Untrusted-input posture

The rule

Treat everything the model touches — its tool arguments, its prompts, and its output — as attacker-controlled until a deterministic check says otherwise.

This is the single idea the whole package is built on. It is deliberately paranoid, because the cost of a false “trusted” is an IDOR, a stored XSS, or an unauthorized refund, while the cost of a false “untrusted” is a re-scoped argument or an escaped <.

Three corollaries

  1. Model-chosen tool arguments are untrusted.
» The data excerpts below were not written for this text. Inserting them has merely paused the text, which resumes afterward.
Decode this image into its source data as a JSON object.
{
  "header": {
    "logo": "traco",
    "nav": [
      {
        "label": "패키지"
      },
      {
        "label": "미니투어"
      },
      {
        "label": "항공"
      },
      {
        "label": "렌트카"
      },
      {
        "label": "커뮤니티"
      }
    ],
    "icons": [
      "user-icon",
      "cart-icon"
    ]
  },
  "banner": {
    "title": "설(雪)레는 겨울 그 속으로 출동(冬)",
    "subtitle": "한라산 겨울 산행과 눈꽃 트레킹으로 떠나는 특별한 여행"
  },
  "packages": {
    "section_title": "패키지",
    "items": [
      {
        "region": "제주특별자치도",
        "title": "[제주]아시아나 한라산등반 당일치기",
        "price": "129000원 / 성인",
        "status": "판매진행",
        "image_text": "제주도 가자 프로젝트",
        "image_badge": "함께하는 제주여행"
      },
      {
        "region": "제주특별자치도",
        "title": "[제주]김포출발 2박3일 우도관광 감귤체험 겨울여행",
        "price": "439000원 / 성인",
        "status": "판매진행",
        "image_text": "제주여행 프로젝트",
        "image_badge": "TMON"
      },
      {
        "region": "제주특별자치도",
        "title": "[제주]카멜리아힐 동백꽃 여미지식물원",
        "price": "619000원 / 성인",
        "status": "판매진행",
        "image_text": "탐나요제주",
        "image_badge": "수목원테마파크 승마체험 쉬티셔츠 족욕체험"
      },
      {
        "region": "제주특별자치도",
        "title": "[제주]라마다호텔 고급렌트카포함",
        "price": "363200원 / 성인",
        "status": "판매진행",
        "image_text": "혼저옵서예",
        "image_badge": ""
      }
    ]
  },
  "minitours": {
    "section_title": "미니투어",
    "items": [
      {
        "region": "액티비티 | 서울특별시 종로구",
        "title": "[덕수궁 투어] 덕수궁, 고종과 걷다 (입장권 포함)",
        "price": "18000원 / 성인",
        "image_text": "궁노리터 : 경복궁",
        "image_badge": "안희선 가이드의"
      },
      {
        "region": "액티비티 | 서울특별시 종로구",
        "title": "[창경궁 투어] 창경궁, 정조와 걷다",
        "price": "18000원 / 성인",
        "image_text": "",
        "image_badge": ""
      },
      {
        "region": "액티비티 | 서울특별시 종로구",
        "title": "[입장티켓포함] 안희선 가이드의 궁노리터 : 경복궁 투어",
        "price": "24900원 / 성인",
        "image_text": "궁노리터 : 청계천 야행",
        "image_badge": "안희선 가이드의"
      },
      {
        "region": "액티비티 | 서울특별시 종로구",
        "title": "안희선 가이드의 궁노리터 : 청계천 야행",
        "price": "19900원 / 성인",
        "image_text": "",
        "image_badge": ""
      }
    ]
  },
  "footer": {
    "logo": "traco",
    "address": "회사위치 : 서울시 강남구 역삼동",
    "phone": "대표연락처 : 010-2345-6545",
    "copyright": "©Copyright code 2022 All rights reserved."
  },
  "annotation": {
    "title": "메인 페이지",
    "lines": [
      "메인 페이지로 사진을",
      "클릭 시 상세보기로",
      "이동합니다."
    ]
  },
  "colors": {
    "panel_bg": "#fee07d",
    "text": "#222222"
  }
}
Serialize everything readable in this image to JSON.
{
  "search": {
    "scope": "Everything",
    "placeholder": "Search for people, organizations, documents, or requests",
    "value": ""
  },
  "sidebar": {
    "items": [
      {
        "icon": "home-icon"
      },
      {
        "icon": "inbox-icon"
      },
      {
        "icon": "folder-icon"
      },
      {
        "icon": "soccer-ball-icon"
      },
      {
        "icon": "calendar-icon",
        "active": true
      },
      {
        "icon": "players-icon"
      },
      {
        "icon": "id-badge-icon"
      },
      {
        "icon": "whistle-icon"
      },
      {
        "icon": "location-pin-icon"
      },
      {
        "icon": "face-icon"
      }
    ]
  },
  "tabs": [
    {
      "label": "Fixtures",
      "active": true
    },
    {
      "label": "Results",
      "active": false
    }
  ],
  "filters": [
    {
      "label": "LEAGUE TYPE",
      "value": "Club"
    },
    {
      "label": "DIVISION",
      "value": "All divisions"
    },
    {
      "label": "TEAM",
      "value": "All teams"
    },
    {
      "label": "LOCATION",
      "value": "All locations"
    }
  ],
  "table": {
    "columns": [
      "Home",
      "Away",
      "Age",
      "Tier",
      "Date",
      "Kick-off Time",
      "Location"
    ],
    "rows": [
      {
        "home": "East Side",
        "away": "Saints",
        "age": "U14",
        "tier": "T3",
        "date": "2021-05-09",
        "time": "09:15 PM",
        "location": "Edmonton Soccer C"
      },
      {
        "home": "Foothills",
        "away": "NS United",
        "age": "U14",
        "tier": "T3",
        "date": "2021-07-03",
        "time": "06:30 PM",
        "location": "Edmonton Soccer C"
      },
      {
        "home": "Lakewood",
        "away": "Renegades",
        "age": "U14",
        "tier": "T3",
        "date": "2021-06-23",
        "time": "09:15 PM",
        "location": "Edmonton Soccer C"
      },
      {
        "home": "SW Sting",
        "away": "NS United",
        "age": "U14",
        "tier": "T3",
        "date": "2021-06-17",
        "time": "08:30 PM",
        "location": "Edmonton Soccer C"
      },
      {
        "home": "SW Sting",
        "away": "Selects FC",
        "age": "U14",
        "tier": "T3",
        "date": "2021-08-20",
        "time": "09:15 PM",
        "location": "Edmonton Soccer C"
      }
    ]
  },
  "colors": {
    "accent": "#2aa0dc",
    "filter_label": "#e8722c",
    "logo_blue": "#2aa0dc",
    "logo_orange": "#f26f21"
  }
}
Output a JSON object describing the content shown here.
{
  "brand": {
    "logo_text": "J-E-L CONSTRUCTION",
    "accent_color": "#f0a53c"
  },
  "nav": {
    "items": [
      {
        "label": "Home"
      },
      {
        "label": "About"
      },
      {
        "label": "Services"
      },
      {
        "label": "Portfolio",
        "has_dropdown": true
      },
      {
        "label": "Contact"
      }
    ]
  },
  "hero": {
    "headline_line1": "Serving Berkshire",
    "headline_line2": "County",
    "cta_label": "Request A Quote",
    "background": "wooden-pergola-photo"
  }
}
    Re-scope owner keys server-side (recursively), validate against the tool schema, reject unknown args. Re-scoping is not authorization — gate tool use separately.

  2. Prompts are untrusted.

    Normalize (NFKC, strip zero-width/control, fold confusables, casefold) before matching to defeat homoglyph / zero-width / case evasion; bound length; use /u-flagged PCRE.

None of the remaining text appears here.